The Future Health Now Encyclopedia is an e-book authored by Dr. Carolyn Dean, a licensed medical practitioner and experienced naturopath. Within the book, Dr, Dean draws on her vast experience to offer natural solutions to a variety of ailments and health issues without the requirement to resort to drugs or surgeries.
The book is designed as five books in one, divided into segments covering treating common ailments, advice and information, optimum eating, cleansing, and homeopathic first aid. Dr. Carolyn Dean has authored more than 30 books on health and publishes a free online newsletter.
The Future Health Now Encyclopedia was initially published as When You Can’t Reach the Doctor, and since then has been expanded exponentially to contain 538 pages covering alternative treatments for 134 common ailments. You can find a definition of alternative and complementary treatments in the PDF attachment to this post.
Magnesium deficiency is a specialist area of Dr. Carolyn Dean, who has spent many years studying the effects of magnesium on the body, the health advantages of maintaining optimum magnesium levels, the health issues that are often misdiagnosed and can be fixed with increased magnesium intake, and the signs of magnesium deficiency.
Dr. Dean states that around 80% of adults in North America are deficient in magnesium, which can cause health issues that allopathic doctors cannot solve. Some more statistics for nutrient deficiency among the population of the United States can be found in the infographic attachment.
Magnesium has many benefits for both physical and mental health, including helping to alleviate symptoms of anxiety, preventing conditions such as diabetes, Parkinson’s disease and Alzheimer’s disease, boosting energy levels, and improving sleep.
In the past, most people got the right quantity of magnesium from their diets. Soil, and therefore the food grown in that soil, used to be rich in magnesium, so people eating a healthy, varied diet could expect to consume around 500mg of magnesium daily.
However, over the past century or so, the levels of magnesium in soil have been depleted, yet most fertilizers do not contain this essential mineral. This means that few people today can absorb an adequate amount of magnesium from diet alone. Eating larger quantities of magnesium-rich foods such as kale, seaweed, nuts and seeds, can help redress the balance. Many people may also want to consider taking a magnesium supplement to ensure they are meeting their recommended daily allowance.
Dr. Carolyn Dean recommends dissolving one or two cups of Epsom salts in bath water before bathing, as this contains magnesium sulfate which can be absorbed well through the skin. Some of the medical uses of magnesium sulfate are outlined in the embedded short video.
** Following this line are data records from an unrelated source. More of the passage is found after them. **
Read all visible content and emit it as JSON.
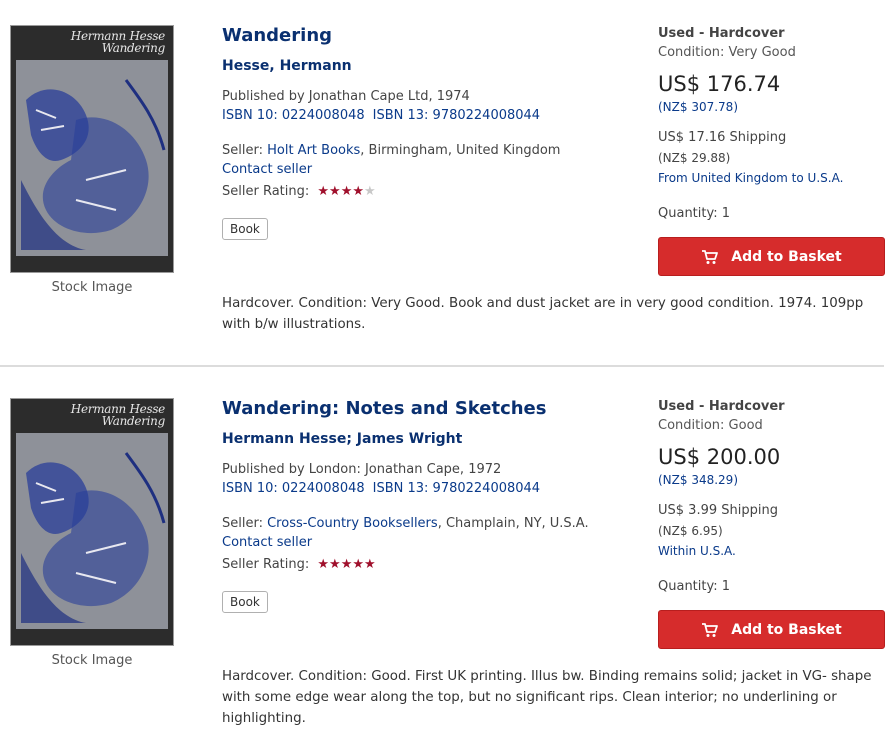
{
  "listings": [
    {
      "cover": {
        "line1": "Hermann Hesse",
        "line2": "Wandering"
      },
      "stock_label": "Stock Image",
      "title": "Wandering",
      "author": "Hesse, Hermann",
      "published": "Published by Jonathan Cape Ltd, 1974",
      "isbn10": "ISBN 10: 0224008048",
      "isbn13": "ISBN 13: 9780224008044",
      "seller_prefix": "Seller: ",
      "seller_name": "Holt Art Books",
      "seller_location": ", Birmingham, United Kingdom",
      "contact": "Contact seller",
      "rating_label": "Seller Rating:",
      "rating": 4,
      "stars_on": "★★★★",
      "stars_off": "★",
      "badge": "Book",
      "description": "Hardcover. Condition: Very Good. Book and dust jacket are in very good condition. 1974. 109pp with b/w illustrations.",
      "binding": "Used - Hardcover",
      "condition": "Condition: Very Good",
      "price": "US$ 176.74",
      "price_nz": "(NZ$ 307.78)",
      "shipping": "US$ 17.16 Shipping",
      "shipping_nz": "(NZ$ 29.88)",
      "route": "From United Kingdom to U.S.A.",
      "quantity": "Quantity: 1",
      "add_label": "Add to Basket"
    },
    {
      "cover": {
        "line1": "Hermann Hesse",
        "line2": "Wandering"
      },
      "stock_label": "Stock Image",
      "title": "Wandering: Notes and Sketches",
      "author": "Hermann Hesse; James Wright",
      "published": "Published by London: Jonathan Cape, 1972",
      "isbn10": "ISBN 10: 0224008048",
      "isbn13": "ISBN 13: 9780224008044",
      "seller_prefix": "Seller: ",
      "seller_name": "Cross-Country Booksellers",
      "seller_location": ", Champlain, NY, U.S.A.",
      "contact": "Contact seller",
      "rating_label": "Seller Rating:",
      "rating": 5,
      "stars_on": "★★★★★",
      "stars_off": "",
      "badge": "Book",
      "description": "Hardcover. Condition: Good. First UK printing. Illus bw. Binding remains solid; jacket in VG- shape with some edge wear along the top, but no significant rips. Clean interior; no underlining or highlighting.",
      "binding": "Used - Hardcover",
      "condition": "Condition: Good",
      "price": "US$ 200.00",
      "price_nz": "(NZ$ 348.29)",
      "shipping": "US$ 3.99 Shipping",
      "shipping_nz": "(NZ$ 6.95)",
      "route": "Within U.S.A.",
      "quantity": "Quantity: 1",
      "add_label": "Add to Basket"
    }
  ],
  "colors": {
    "link": "#0a3070",
    "button": "#d62c2c",
    "star": "#a0102c"
  },
  "icons": {
    "basket": "cart-icon",
    "star": "star-icon"
  }
}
One of the key issues covered in Dr. Carolyn Dean’s book The Future Health Now Encyclopedia is optimum eating. Optimum eating includes not just cutting down on foods that are bad for us, such as processed sugars and saturated fats, but also making choices based on the quality of the food available.
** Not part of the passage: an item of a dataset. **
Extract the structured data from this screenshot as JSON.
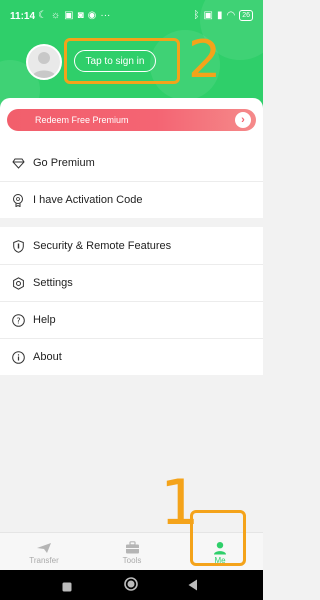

High quality foods include those that are minimally processed and unrefined, such as vegetables and fruits, healthy fats, whole grains, and healthy sources of protein such as lean chicken. Lower quality foods include anything that has been highly processed or refined such as ready meals or snack foods, refined sugar and grains, foods with a high content of trans fats or saturated fats, fried foods, and foods such as potatoes that are high-glycemic.
Choosing foods from the high-quality list and eating in appropriate portion sizes can help maintain a healthy weight and promote overall wellbeing.